Secretion of regulators of fibrinolysis: tPA (tissue-type Plasminogen
Activator) and PAI1 (Plasminogen
Activator Inhibitor-1) results in the activation of plasmin in Macrophages
that may limit HMGB1 responses
by proteolytic degradation of HMGB1
(Ref.3). HMGB1 signals to the cell motility system by activating CDC42, Rac1 and Rho.
Convergence of HMGB1 binding
to RAGE on CDC42-Rac1-MKK6-p38 MAPK to upregulate Myogenin and MHC (Myosin Heavy Chain) expression, that accelerate myotube formation. At the lamellopodia, HMGB1 interacts with the ECM (Extracellular Matrix) and membrane receptors, affecting cell motility
and metastasis. In the developing nervous system, membrane-associated HMGB1 localizes to growth
cones and promotes neurite outgrowth and extension by binding to RAGE. In neural tissue and malignant cells, RAGE
activation by HMGB1 leads to MAPK activation and is associated with enhanced tumor growth, Metastases, and
release of MMPs
(Matrix Metalloproteinases) (Ref.8). Extracellular HMGB1 and RAGE induce both migration and proliferation of vessel-associated stem cells, and thus may play a
role in muscle tissue regeneration (Ref.2).

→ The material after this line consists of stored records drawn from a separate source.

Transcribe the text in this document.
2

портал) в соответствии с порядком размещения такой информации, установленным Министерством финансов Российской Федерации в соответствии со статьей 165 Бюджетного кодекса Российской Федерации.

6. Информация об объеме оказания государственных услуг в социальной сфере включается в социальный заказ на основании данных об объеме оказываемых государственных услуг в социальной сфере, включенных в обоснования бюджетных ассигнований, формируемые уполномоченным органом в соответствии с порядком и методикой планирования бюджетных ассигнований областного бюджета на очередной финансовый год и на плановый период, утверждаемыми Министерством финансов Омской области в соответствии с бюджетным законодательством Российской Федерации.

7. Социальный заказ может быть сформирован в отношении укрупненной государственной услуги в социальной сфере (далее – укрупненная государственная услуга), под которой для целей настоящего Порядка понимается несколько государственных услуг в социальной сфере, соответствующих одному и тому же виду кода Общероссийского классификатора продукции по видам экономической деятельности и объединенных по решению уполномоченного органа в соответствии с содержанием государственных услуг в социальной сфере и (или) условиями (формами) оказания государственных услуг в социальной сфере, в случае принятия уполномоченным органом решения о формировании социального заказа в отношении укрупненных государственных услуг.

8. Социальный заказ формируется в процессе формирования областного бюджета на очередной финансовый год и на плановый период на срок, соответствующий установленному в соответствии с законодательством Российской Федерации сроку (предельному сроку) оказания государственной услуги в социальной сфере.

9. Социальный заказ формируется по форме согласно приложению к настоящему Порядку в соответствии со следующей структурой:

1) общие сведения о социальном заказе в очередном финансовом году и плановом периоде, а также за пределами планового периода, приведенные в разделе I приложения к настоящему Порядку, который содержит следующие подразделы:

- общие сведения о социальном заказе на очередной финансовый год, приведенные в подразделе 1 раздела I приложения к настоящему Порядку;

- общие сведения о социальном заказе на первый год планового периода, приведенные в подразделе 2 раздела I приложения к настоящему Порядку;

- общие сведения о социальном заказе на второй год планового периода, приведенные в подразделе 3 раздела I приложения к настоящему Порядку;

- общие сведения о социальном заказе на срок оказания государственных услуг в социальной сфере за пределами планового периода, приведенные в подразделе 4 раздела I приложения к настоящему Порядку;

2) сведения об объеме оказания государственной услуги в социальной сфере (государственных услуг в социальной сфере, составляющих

Release of HMGB1 from necrotic cells triggers the release of various cytokines, thereby propagating cell death and release of nuclear HMGB1. The massive release of HMGB1 from the nuclei leads to extensive cell death and septic shock (Ref.7). High serum HMGB1 levels in patients with sepsis are associated with increased mortality (Ref.3). The discovery of HMGB1 as a potent cytokine mediator of Endotoxemia and Sepsis and the widespread expression of RAGE on endothelium has initiated a new field of investigation for the development of therapeutics in the treatment of Sepsis (Ref.4). Intratracheal administration of HMGB1 produces Acute Lung Injury as manifested by Neutrophil accumulation. Administration of anti-HMGB1 antibodies inhibit systemic inflammation, even in established cases, because HMGB1 activity is elevated at significantly later time points than TNF or IL-1. HMGB1 plays a pivotal role in the pathogenesis of chronic arthritis and it may mediate strong, direct bactericidal effects. (Ref.1). The interaction between HMGB1 and RAGE has also been found to be important in tumor formation. Targeting the HMGB1 ligand or its receptor represents an important potential application in Cancer therapeutics. HMGB1 and its counter-receptor, RAGE, represent suitable targets for investigation, integrating many aspects of modern biology, particularly that associated with chronic diseases involving inflammation, dysregulated cell death and Cancer (Ref.8).